Les BRICS ont-ils réellement réussi à réduire la pauvreté ?

4brics2234Les BRICS (Brésil, Russie, Inde, Chine et Afrique du Sud) sont aujourd’hui cités en exemple comme des pays ayant réussi à réaliser des performances économiques impressionnantes et les maintenir durant la crise financière de 2008, et sont à ce titre  considérés comme des modèles de développement. Un postulat qu’il convient de vérifier, surtout si les pays africains veulent s’inspirer de leur expérience, et ce d’autant plus que le Brésil et l’Afrique du sud ont été secoués récemment par des manifestations de population réclamant de meilleurs conditions de vie. Cet article se propose donc de faire un point sur la situation socio-économique des BRICS tout en portant un regard sur les politiques économiques de ces pays.

L’économie indienne a fortement cru depuis les années 80, avec un taux de croissance annuel moyen de 5%. Néanmoins, selon les travaux de Deaton et Drèze (2008), cette accélération de la croissance n’a pas généré suffisamment d’emplois – canal principal de diffusion de la richesse créée. Le taux de croissance de la population active occupée pour un taux de croissance de 1% est passé de 0.4 entre 1983-1993 à 0.29 entre 1993-2004. Conséquence de cette situation, la pauvreté n’a reculé que très faiblement entre 1983-2004, s’accompagnant d’un accroissement des inégalités entre milieu urbain et milieu rural. Il y persiste d’ailleurs des poches de pauvreté au sein des populations exclues. Si ces performances économiques de l’Inde n’ont été que partiellement inclusives, elle tient à la politique des autorités, qui a favorisé le développement de secteurs intensifs en capital.

En effet, dès le début des années 70 (Sen, 2007, 2009), les autorités indiennes ont mis en place des mesures visant d’une part à renforcer et assurer l’expansion du secteur financier et son rôle dans l’économie : (i) nationalisation des banques, (ii) promotion de nouveaux produits bancaires pour la mobilisation de ressources et pour financer les investissements productifs dans le secteur agricole et industriel ; et d’autre part, ont procédé à une ouverture graduelle de leur économie au secteur des équipements pour booster la compétitivité des entreprises locales (qui bénéficient désormais de financement) et faire baisser les prix de ces équipements nécessaires à la mécanisation de l’agriculture. Ces mesures étaient accompagnées d’investissement public dans les infrastructures routières, ferroviaires, énergétiques et technologiques pour créer un environnement des affaires propices au développement du secteur privé.

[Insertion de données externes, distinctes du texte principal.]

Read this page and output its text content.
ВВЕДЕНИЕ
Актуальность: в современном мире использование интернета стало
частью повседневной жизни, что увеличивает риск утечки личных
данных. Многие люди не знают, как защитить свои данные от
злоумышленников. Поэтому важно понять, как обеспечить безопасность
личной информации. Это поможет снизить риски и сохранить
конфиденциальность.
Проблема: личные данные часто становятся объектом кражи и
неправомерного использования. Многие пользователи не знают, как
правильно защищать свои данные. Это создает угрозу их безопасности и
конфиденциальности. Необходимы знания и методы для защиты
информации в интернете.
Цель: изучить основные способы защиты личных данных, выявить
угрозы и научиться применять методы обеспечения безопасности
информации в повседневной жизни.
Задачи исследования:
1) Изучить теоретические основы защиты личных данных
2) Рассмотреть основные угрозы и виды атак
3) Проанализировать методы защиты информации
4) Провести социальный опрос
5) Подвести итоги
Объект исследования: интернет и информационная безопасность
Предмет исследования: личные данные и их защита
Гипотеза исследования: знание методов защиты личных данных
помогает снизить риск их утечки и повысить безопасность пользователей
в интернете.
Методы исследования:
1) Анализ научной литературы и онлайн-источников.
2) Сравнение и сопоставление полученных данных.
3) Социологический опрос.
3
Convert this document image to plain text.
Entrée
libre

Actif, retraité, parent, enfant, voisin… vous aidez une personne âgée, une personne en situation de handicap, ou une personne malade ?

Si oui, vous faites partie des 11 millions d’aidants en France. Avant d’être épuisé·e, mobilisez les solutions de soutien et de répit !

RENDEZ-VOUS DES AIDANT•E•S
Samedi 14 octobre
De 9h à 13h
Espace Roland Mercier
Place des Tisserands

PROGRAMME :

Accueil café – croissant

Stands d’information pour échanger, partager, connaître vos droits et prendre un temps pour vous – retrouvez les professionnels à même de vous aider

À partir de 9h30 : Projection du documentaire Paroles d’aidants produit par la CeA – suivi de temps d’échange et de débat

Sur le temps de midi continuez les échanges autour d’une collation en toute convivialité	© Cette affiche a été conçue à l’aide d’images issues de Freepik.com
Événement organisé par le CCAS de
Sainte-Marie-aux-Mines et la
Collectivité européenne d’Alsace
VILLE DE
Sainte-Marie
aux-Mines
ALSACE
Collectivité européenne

Malheureusement, ces bonnes intentions ont plutôt favorisé le développement des secteurs nécessitant une main d’œuvre qualifiée ou beaucoup d’investissement en capital. La transformation structurelle ne s’est pas opérée en raison d’un système de protection de la main d’œuvre très contraignant, obligeant ainsi les entreprises à s’orienter vers des secteurs intensifs en capital ou en main d’œuvre qualifiée. Comme corrolaire, on assiste à un maintien des emplois dans les secteurs à faible valeur ajoutée et dans le secteur informel où les conditions d’emplois sont précaires.

A contrario, la Chine dont la stratégie de développement est décrite dans cet article d’Emmanuel Leroueil est l’une des économies les plus dynamiques du monde et dont les performances déterminent celles du monde, depuis près de trois décennies. Selon les travaux de Ravallion et Chen (2007), cette performance a permis au pays de réduire considérablement la pauvreté mais a renforcé les inégalités aussi bien en milieu rural qu’urbain, traduisant ainsi une distribution effective mais inégalitaire de la richesse.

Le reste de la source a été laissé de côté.